Cuando les dijeron que ya no habría más plata y armas del extranjero, decidieron poner fin a la farsa y se inventaron los Acuerdos de Paz. Con el «show» montado, con ayuda de organismos internacionales, iniciaron tres décadas de oscuridad, corrupción y estafa a todo un pueblo. Desfalcaron al país, montaron sus aparatajes desde la silla presidencial para saquear. Les mintieron a los cientos de miles de trabajadores, veteranos y excombatientes.
El sistema de vida que establecieron fue para proteger los poderes económicos, protegerse ustedes mismos de todos los delitos, permitir a los cabecillas rojos ser los nuevos ricos y pactar con grupos criminales para utilizarlos con fines macabros.
Y al pueblo que les daba sus votos, ¿qué le dieron? Fácil: más muerte y desapariciones, extorsiones, zozobra, pobreza; le negaron educación, salud y desarrollo económico. La única forma de regresarle el país a los salvadoreños es derribando ese muro que ARENA, FMLN y el PDC de Párker levantaron con el poder fáctico, pegado con ladrillos de corrupción y sangre inocente.
Los vientos de destrucción que como guerrilleros soltaron en la guerra no se comparan con el daño estructural que hicieron a El Salvador con seis gobiernos compartidos con los tricolores, quienes eran «Street Kings».

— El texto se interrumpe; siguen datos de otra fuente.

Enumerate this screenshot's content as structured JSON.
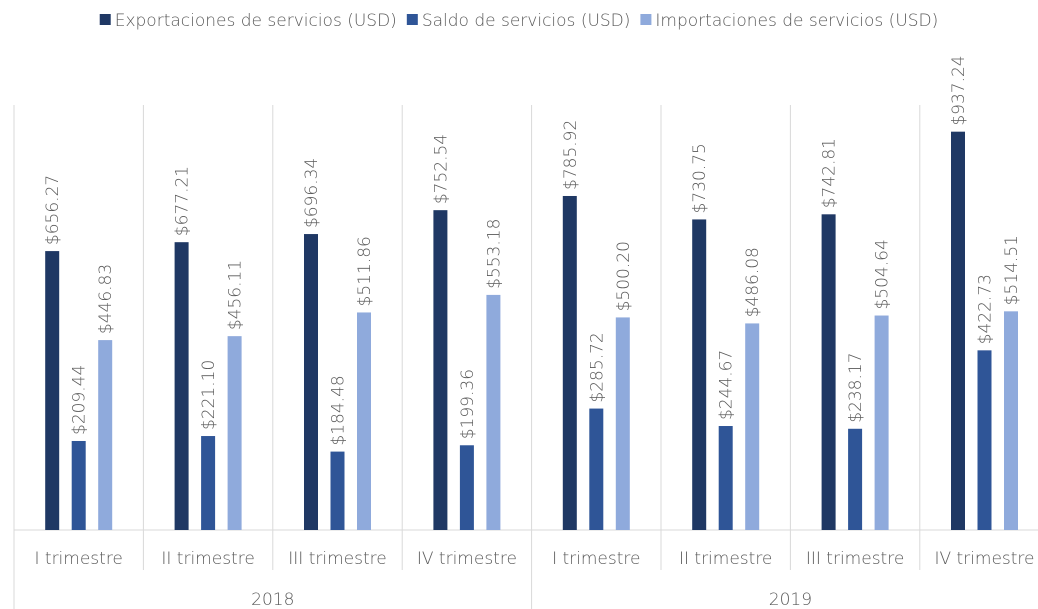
{
  "chart_data": {
    "type": "bar",
    "groups": [
      "2018",
      "2019"
    ],
    "categories": [
      "I trimestre",
      "II trimestre",
      "III trimestre",
      "IV trimestre",
      "I trimestre",
      "II trimestre",
      "III trimestre",
      "IV trimestre"
    ],
    "series": [
      {
        "name": "Exportaciones de servicios (USD)",
        "color": "#1f3864",
        "values": [
          656.27,
          677.21,
          696.34,
          752.54,
          785.92,
          730.75,
          742.81,
          937.24
        ],
        "value_labels": [
          "$656.27",
          "$677.21",
          "$696.34",
          "$752.54",
          "$785.92",
          "$730.75",
          "$742.81",
          "$937.24"
        ]
      },
      {
        "name": "Saldo de servicios (USD)",
        "color": "#2f5597",
        "values": [
          209.44,
          221.1,
          184.48,
          199.36,
          285.72,
          244.67,
          238.17,
          422.73
        ],
        "value_labels": [
          "$209.44",
          "$221.10",
          "$184.48",
          "$199.36",
          "$285.72",
          "$244.67",
          "$238.17",
          "$422.73"
        ]
      },
      {
        "name": "Importaciones de servicios (USD)",
        "color": "#8faadc",
        "values": [
          446.83,
          456.11,
          511.86,
          553.18,
          500.2,
          486.08,
          504.64,
          514.51
        ],
        "value_labels": [
          "$446.83",
          "$456.11",
          "$511.86",
          "$553.18",
          "$500.20",
          "$486.08",
          "$504.64",
          "$514.51"
        ]
      }
    ],
    "ylim": [
      0,
      1000
    ],
    "legend": "top"
  }
}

Ahora, ven con terror y pavor como el presidente Nayib Bukele está moviendo los cimientos de ese sistema nefasto, derribando ese muro que levantaron. Porque es la única forma de reconstruir nuestra nación al servicio de todos los salvadoreños. Continuar utilizando criminales, mercaderes de religión, organizaciones de fachada a quienes financian, a sus jueces y medios de comunicación es revolcarse en su podredumbre para hacer como hace el perro que vuelve a su vómito. Salir en defensa de los grupos terroristas, de «sus derechos», olvidando que son los responsables de la sangre de miles de inocentes, demuestra una vez más que son trapo de inmundicia.
El presidente Bukele aceptó la bandera de rescate que el pueblo le entregó y la ha asumido con valentía y coraje, contra todos los que disfrazados de «democracia» fueron parte del sistema asesino y corrupto, sean nacionales o extranjeros. Cada día, nuestro mandatario y su Gobierno se ponen el casco de constructor y, piocha y pala en mano, avanzan en la construcción de un verdadero muro protector de familias salvadoreñas. Another brick in the wall.